Pierre said:
-Lost said:
In a recent programming class I was taking, another student went
on and on about how C was a dead language. [ ... ]
Have a look (both of you) at the C++ faq, this one in particular:
http://www.parashift.com/c++-faq-lite/big-picture.html#faq-6.5
If you examine the name of this newsgroup with extreme care, I
suspect you will detect the absence of "++" in its name. That is
another language.
You need to read the reference. Its relevant.
Quote:
[6.5] Is C++ better than Ada? (or Visual Basic, C, FORTRAN, Pascal,
Smalltalk, or any other language?)
Stop. This question generates much much more heat than light. Please
read the following before posting some variant of this question.

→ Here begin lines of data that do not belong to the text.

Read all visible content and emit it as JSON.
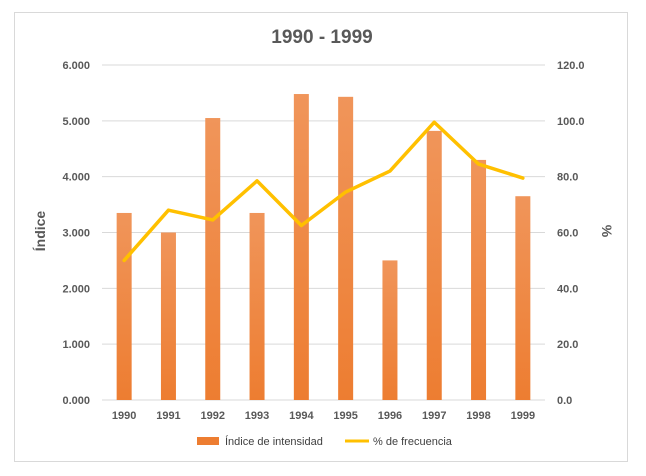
{
  "chart_data": {
    "type": "bar",
    "title": "1990 - 1999",
    "categories": [
      "1990",
      "1991",
      "1992",
      "1993",
      "1994",
      "1995",
      "1996",
      "1997",
      "1998",
      "1999"
    ],
    "series": [
      {
        "name": "Índice de intensidad",
        "type": "bar",
        "axis": "left",
        "color": "#ed7d31",
        "values": [
          3.35,
          3.0,
          5.05,
          3.35,
          5.48,
          5.43,
          2.5,
          4.82,
          4.3,
          3.65
        ]
      },
      {
        "name": "% de frecuencia",
        "type": "line",
        "axis": "right",
        "color": "#ffc000",
        "values": [
          50.0,
          68.0,
          64.5,
          78.5,
          62.5,
          74.5,
          82.0,
          99.5,
          84.5,
          79.5
        ]
      }
    ],
    "ylabel": "Índice",
    "y2label": "%",
    "ylim": [
      0,
      6
    ],
    "y2lim": [
      0,
      120
    ],
    "yticks": [
      "0.000",
      "1.000",
      "2.000",
      "3.000",
      "4.000",
      "5.000",
      "6.000"
    ],
    "y2ticks": [
      "0.0",
      "20.0",
      "40.0",
      "60.0",
      "80.0",
      "100.0",
      "120.0"
    ],
    "grid": true,
    "legend": "bottom"
  }
}
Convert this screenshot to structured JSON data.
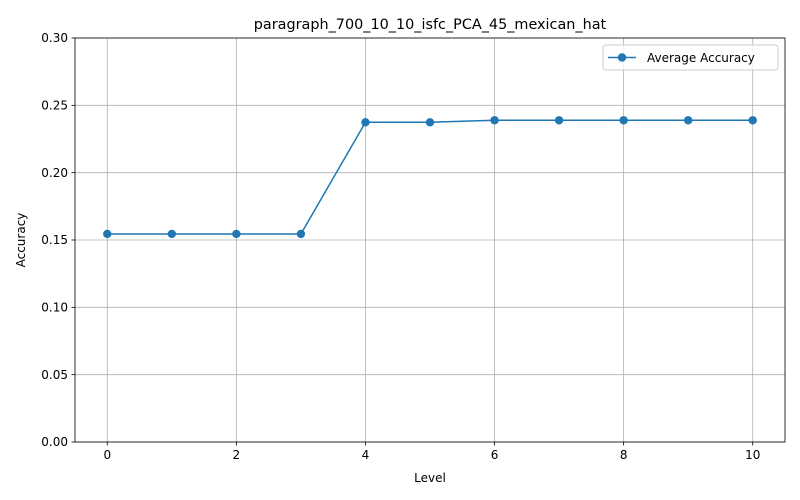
{
  "chart_data": {
    "type": "line",
    "title": "paragraph_700_10_10_isfc_PCA_45_mexican_hat",
    "xlabel": "Level",
    "ylabel": "Accuracy",
    "x": [
      0,
      1,
      2,
      3,
      4,
      5,
      6,
      7,
      8,
      9,
      10
    ],
    "series": [
      {
        "name": "Average Accuracy",
        "values": [
          0.1545,
          0.1545,
          0.1545,
          0.1545,
          0.2374,
          0.2374,
          0.2389,
          0.2389,
          0.2389,
          0.2389,
          0.2389
        ],
        "color": "#1f77b4",
        "marker": "circle"
      }
    ],
    "xlim": [
      -0.5,
      10.5
    ],
    "ylim": [
      0,
      0.3
    ],
    "xticks": [
      0,
      2,
      4,
      6,
      8,
      10
    ],
    "yticks": [
      0.0,
      0.05,
      0.1,
      0.15,
      0.2,
      0.25,
      0.3
    ],
    "xtick_labels": [
      "0",
      "2",
      "4",
      "6",
      "8",
      "10"
    ],
    "ytick_labels": [
      "0.00",
      "0.05",
      "0.10",
      "0.15",
      "0.20",
      "0.25",
      "0.30"
    ],
    "grid": true,
    "legend_position": "top-right"
  }
}
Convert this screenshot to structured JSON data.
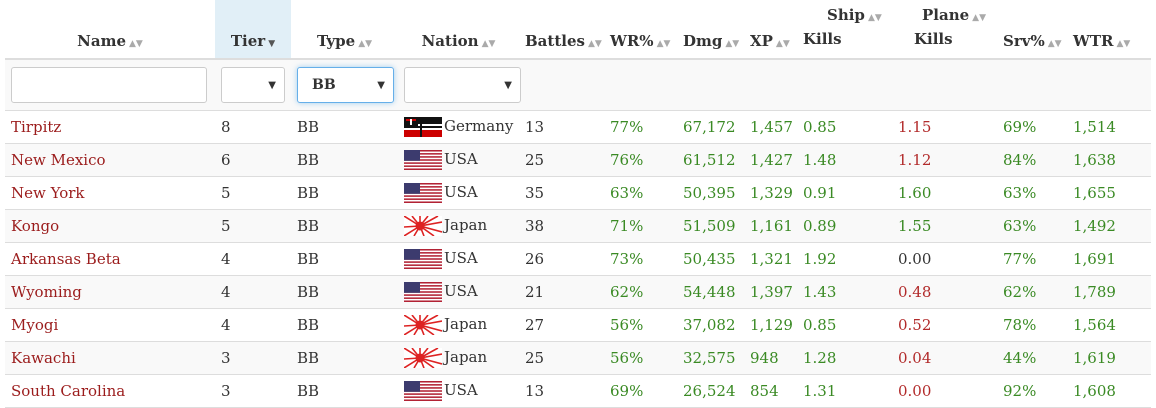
{
  "columns": [
    {
      "label": "Name"
    },
    {
      "label": "Tier"
    },
    {
      "label": "Type"
    },
    {
      "label": "Nation"
    },
    {
      "label": "Battles"
    },
    {
      "label": "WR%"
    },
    {
      "label": "Dmg"
    },
    {
      "label": "XP"
    },
    {
      "label": "Ship Kills"
    },
    {
      "label": "Plane Kills"
    },
    {
      "label": "Srv%"
    },
    {
      "label": "WTR"
    }
  ],
  "headers": {
    "name": "Name",
    "tier": "Tier",
    "type": "Type",
    "nation": "Nation",
    "battles": "Battles",
    "wr": "WR%",
    "dmg": "Dmg",
    "xp": "XP",
    "ship_kills_1": "Ship",
    "ship_kills_2": "Kills",
    "plane_kills_1": "Plane",
    "plane_kills_2": "Kills",
    "srv": "Srv%",
    "wtr": "WTR"
  },
  "filters": {
    "name_value": "",
    "tier_value": "",
    "type_value": "BB",
    "nation_value": ""
  },
  "rows": [
    {
      "name": "Tirpitz",
      "tier": "8",
      "type": "BB",
      "nation": "Germany",
      "flag": "germany-flag-icon",
      "battles": "13",
      "wr": "77%",
      "dmg": "67,172",
      "xp": "1,457",
      "ship_kills": "0.85",
      "plane_kills": "1.15",
      "plane_color": "red",
      "srv": "69%",
      "wtr": "1,514"
    },
    {
      "name": "New Mexico",
      "tier": "6",
      "type": "BB",
      "nation": "USA",
      "flag": "usa-flag-icon",
      "battles": "25",
      "wr": "76%",
      "dmg": "61,512",
      "xp": "1,427",
      "ship_kills": "1.48",
      "plane_kills": "1.12",
      "plane_color": "red",
      "srv": "84%",
      "wtr": "1,638"
    },
    {
      "name": "New York",
      "tier": "5",
      "type": "BB",
      "nation": "USA",
      "flag": "usa-flag-icon",
      "battles": "35",
      "wr": "63%",
      "dmg": "50,395",
      "xp": "1,329",
      "ship_kills": "0.91",
      "plane_kills": "1.60",
      "plane_color": "green",
      "srv": "63%",
      "wtr": "1,655"
    },
    {
      "name": "Kongo",
      "tier": "5",
      "type": "BB",
      "nation": "Japan",
      "flag": "japan-flag-icon",
      "battles": "38",
      "wr": "71%",
      "dmg": "51,509",
      "xp": "1,161",
      "ship_kills": "0.89",
      "plane_kills": "1.55",
      "plane_color": "green",
      "srv": "63%",
      "wtr": "1,492"
    },
    {
      "name": "Arkansas Beta",
      "tier": "4",
      "type": "BB",
      "nation": "USA",
      "flag": "usa-flag-icon",
      "battles": "26",
      "wr": "73%",
      "dmg": "50,435",
      "xp": "1,321",
      "ship_kills": "1.92",
      "plane_kills": "0.00",
      "plane_color": "dark",
      "srv": "77%",
      "wtr": "1,691"
    },
    {
      "name": "Wyoming",
      "tier": "4",
      "type": "BB",
      "nation": "USA",
      "flag": "usa-flag-icon",
      "battles": "21",
      "wr": "62%",
      "dmg": "54,448",
      "xp": "1,397",
      "ship_kills": "1.43",
      "plane_kills": "0.48",
      "plane_color": "red",
      "srv": "62%",
      "wtr": "1,789"
    },
    {
      "name": "Myogi",
      "tier": "4",
      "type": "BB",
      "nation": "Japan",
      "flag": "japan-flag-icon",
      "battles": "27",
      "wr": "56%",
      "dmg": "37,082",
      "xp": "1,129",
      "ship_kills": "0.85",
      "plane_kills": "0.52",
      "plane_color": "red",
      "srv": "78%",
      "wtr": "1,564"
    },
    {
      "name": "Kawachi",
      "tier": "3",
      "type": "BB",
      "nation": "Japan",
      "flag": "japan-flag-icon",
      "battles": "25",
      "wr": "56%",
      "dmg": "32,575",
      "xp": "948",
      "ship_kills": "1.28",
      "plane_kills": "0.04",
      "plane_color": "red",
      "srv": "44%",
      "wtr": "1,619"
    },
    {
      "name": "South Carolina",
      "tier": "3",
      "type": "BB",
      "nation": "USA",
      "flag": "usa-flag-icon",
      "battles": "13",
      "wr": "69%",
      "dmg": "26,524",
      "xp": "854",
      "ship_kills": "1.31",
      "plane_kills": "0.00",
      "plane_color": "red",
      "srv": "92%",
      "wtr": "1,608"
    }
  ]
}
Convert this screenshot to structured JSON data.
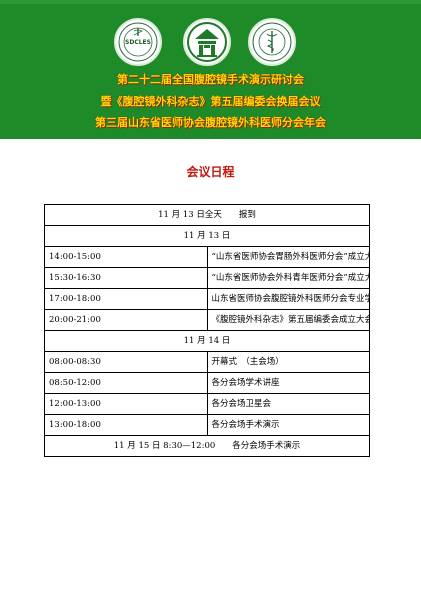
{
  "header": {
    "logos": [
      {
        "icon": "sdcles-seal-icon",
        "text": "SDCLES"
      },
      {
        "icon": "medical-association-emblem-icon",
        "text": ""
      },
      {
        "icon": "caduceus-seal-icon",
        "text": ""
      }
    ],
    "line1": "第二十二届全国腹腔镜手术演示研讨会",
    "line2": "暨《腹腔镜外科杂志》第五届编委会换届会议",
    "line3": "第三届山东省医师协会腹腔镜外科医师分会年会",
    "colors": {
      "background": "#1e8a28",
      "text": "#ffd800"
    }
  },
  "title": "会议日程",
  "schedule": {
    "rows": [
      {
        "type": "full",
        "text": "11 月 13 日全天　　报到"
      },
      {
        "type": "full",
        "text": "11 月 13 日"
      },
      {
        "type": "item",
        "time": "14:00-15:00",
        "event": "“山东省医师协会胃肠外科医师分会”成立大会"
      },
      {
        "type": "item",
        "time": "15:30-16:30",
        "event": "“山东省医师协会外科青年医师分会”成立大会"
      },
      {
        "type": "item",
        "time": "17:00-18:00",
        "event": "山东省医师协会腹腔镜外科医师分会专业学组成立会议"
      },
      {
        "type": "item",
        "time": "20:00-21:00",
        "event": "《腹腔镜外科杂志》第五届编委会成立大会"
      },
      {
        "type": "full",
        "text": "11 月 14 日"
      },
      {
        "type": "item",
        "time": "08:00-08:30",
        "event": "开幕式　（主会场）"
      },
      {
        "type": "item",
        "time": "08:50-12:00",
        "event": "各分会场学术讲座"
      },
      {
        "type": "item",
        "time": "12:00-13:00",
        "event": "各分会场卫星会"
      },
      {
        "type": "item",
        "time": "13:00-18:00",
        "event": "各分会场手术演示"
      },
      {
        "type": "full",
        "text": "11 月 15 日 8:30—12:00　　各分会场手术演示"
      }
    ]
  }
}
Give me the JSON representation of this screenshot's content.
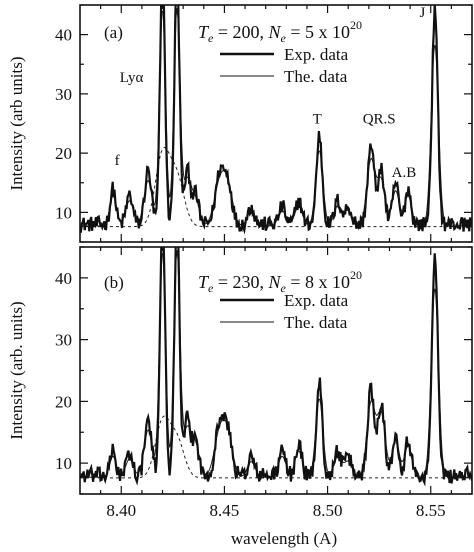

In 99% of the cases, programming language selection is dominated by
business considerations, not by technical considerations. Things that
really end up mattering are things like availability of a programming
environment for the development machine, availability of runtime
environment(s) for the deployment machine(s), licensing/legal issues
of the runtime and/or development environments, availability of
trained developers, availability of consulting services, and corporate
culture/politics. These business considerations generally play a much
greater role than compile time performance, runtime performance,
static vs. dynamic typing, static vs. dynamic binding, etc.
Anyone who argues in favor of one language over another in a purely
technical manner (i.e., who ignores the dominant business issues)
exposes themself as a techie weenie, and deserves not to be heard.
Business issues dominate technical issues, and anyone who doesn't
realize that is destined to make decisions that have terrible business
consequences — they are dangerous to their employer.
--
Mark McIntyre
"Debugging is twice as hard as writing the code in the first place.
Therefore, if you write the code as cleverly as possible, you are,
by definition, not smart enough to debug it."